Bu karşıdevrimci politika Afganistan devriminin boğulmasına yol açtı, sosyalist Sovyetler Birliği'nin dağılmasında pay sahibi oldu. Fakat aynı zamanda Pakistan'ı darbelere, katliamlara, despotizme, vurgunculuğa ve gericiliğe mahkûm etti. İşçilerin, köylülerin acımasızca sömürülmesi ve ezilmesi üzerine kurulan işbirlikçi kapitalist sistem Pakistan'ı felaketin ortasına sürükledi. ABD'ye kölece bağımlılık ülkenin birliğini ve toprak bütünlüğünü tehlikeye düşürdü. Dinci, mezhepçi ve etnik terör aldı yürüdü.
Kontrgerilla harekâtı
ABD'nin baskısını bir ölçüde dengelemek ve ülkenin parçalanmasını önlemek amacıyla son yıllarda Şanghay İşbirliği Örgütü'ne gözlemci üye olarak katılan, Çin'le iyi ilişkilerini derinleştiren ve Rusya'yla yakınlaşmaya başlayan Pakistan, Amerikan emperyalizminin Asya-Pasifik bölgesine ağırlık veren, Rusya'yı ve Çin'i kuşatmayı esas alan “Obama Doktrini”ne ters düştü. ABD'nin “çökmeye aday ülke” listesine konuldu ve ABD güdümlü istikrarsızlaştırma politikalarının hedefine girdi. Her biri birbirinden kanlı katliamlar zincirinin son halkası Lahor katliamı işte bu ortamda gerçekleşti.

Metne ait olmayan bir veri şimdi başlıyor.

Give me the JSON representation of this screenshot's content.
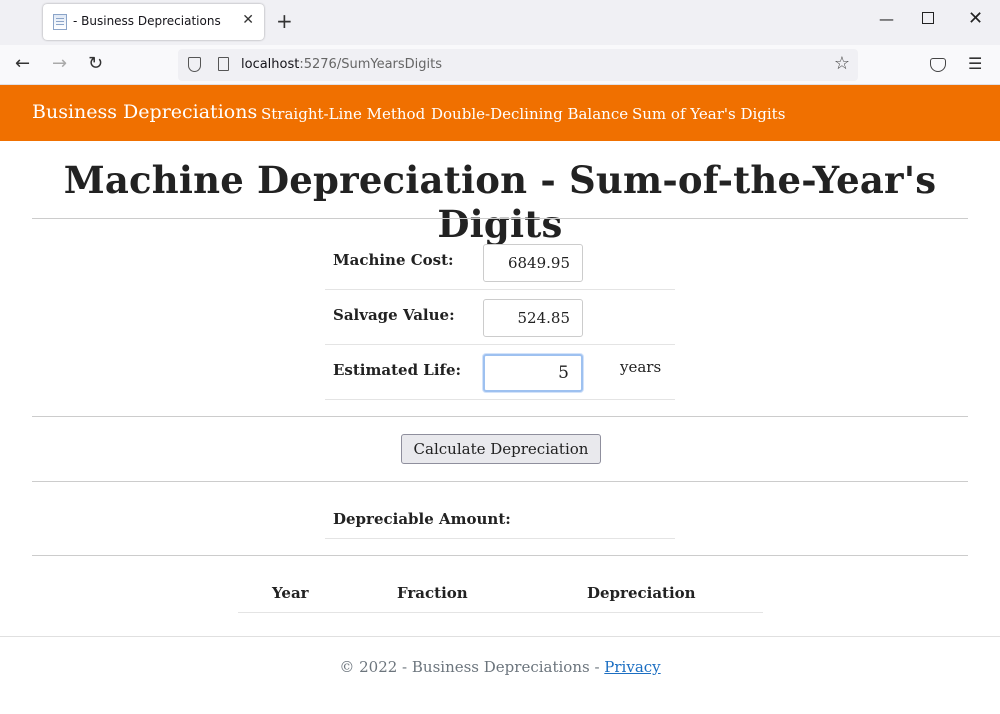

Dinci-mezhepçi terör örgütü eliyle gerçekleştirilen Lahor katliamı, Irak'ı, Suriye'yi, Libya'yı, Yemen'i, Afganistan'ı, Somali'yi kasıp kavuran; Sudan'ı parçalayan; Türkiye'yi, Mısır'ı, Filistin'i, Lübnan'ı, Fildişi Sahili'ni istikrarsızlaştıran; Paris'i ve Brüksel'i kana bulayarak şovenizme ve saldırgan politikalara zemin hazırlayan emperyalist savaş blokunun kontrgerilla strateji ve taktiklerinin ürünüdür.
Pakistan halkının birliğini ve bütünlüğünü hedef alan Lahor katliamını lanetliyoruz. Pakistan halkına en içten dayanışma duygularımızı iletiyoruz.